In recent months, Stanback has become a familiar face at the election board’s Southeast office, as well as streets and at Metro stops across the city, as he has gathered signatures to run in the Democratic primary in June.

“Hi! I’m Jeremiah Stanback! Running for mayor!” he often announced in a gravelly, booming voice, clutching his petitions and a pen as he marched toward strangers.

Stanback said he spent the night before his hearing beneath an outdoor table at a shuttered downtown restaurant, after having nodded off on the 70 bus, which he said was jammed with passengers who do not have permanent addresses.

“It was like a ‘Ride Hotel,’ ” Stanback said. “At 2 a.m., it was packed. There were so many people I couldn’t take it anymore.”

If he was feeling tired, Stanback did not show it when he arrived for mediation. He aimed his ire at Rudolph McGann, an elections board attorney who presided over the hearing.

“You have got to slow down,” he said as McGann tried to explain that mediation was about to begin. “You’re rolling like you had two cups of coffee.”

The challenge to his petitions was filed by another mayoral candidate, Ernest Johnson, who was represented by three silent surrogates.

An assistant Board of Elections registrar, Deanna Smith, informed Stanback that Johnson had questioned 385 of his signatures. The board, she said, now considered 1,755 of his signatures valid — or 245 fewer than what he needed to qualify.

McGann told Stanback he had to decide whether to withdraw his candidacy or ask for a formal hearing of the Board of Elections to settle the dispute.

At one point, the board officials pointed out that Stanback could run as a write-in candidate, as no less than former mayor Anthony Williams had done in 2002 after his nominating petitions were found to be riddled with fraud.
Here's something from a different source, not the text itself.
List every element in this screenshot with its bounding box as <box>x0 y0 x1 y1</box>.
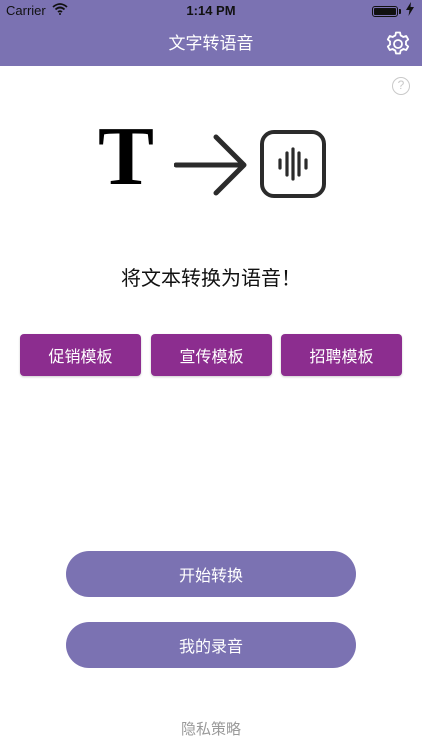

As he considered his answer, Stanback delivered a monologue, at various points sharing that he was gay and homeless, that he could be a bit “theatrical,” and that no one would stop him from achieving his goal.

“I’m going to be the mayor,” Stanback promised. “You may not like it.”

McGann urged Stanback to keep his attention on the pertinent legal issues.

“Don’t talk to me like I’m a child,” Stanback countered. “You’re being very condescending.”

“Mr. Stanback,” McGann said, “what do you want to do with this matter?”

Stanback turned to him and asked: “If you were in my shoes, what would you do?”

“I can’t do that, sir,” McGann replied. “I can’t direct you.”

“What would you do?” Stanback insisted.

“I wouldn’t run for office,” McGann answered.

McGann excused Ernest Johnson’s surrogates, who were replaced by Stanback’s second challenger, James Butler, who is also running for mayor.

Butler had questioned 141 of Stanback’s signatures. But moments after beginning the mediation, Butler announced that he had “rethought my strategy” and withdrew his challenge.

Butler stood and left the hearing room, later explaining that “everyone has a right to run . . . and it’s simply good for democracy to give the voters a choice.”

Stanback remained in his seat, considering his options.

“Either you withdraw or take it to the board,” McGann reminded him.

Moments later, Stanback said he had reached a decision: He would not be a candidate in the Democratic primary.

But he was not done with mayoral politics.

“I’m going to run as an Independent, baby!” he proclaimed, his smile wide.

He will need 3,000 fresh signatures to qualify for the November ballot, the board officials told him. The deadline is Aug. 8.

“I won’t rest,” Stanback replied. “I will be the mayor.”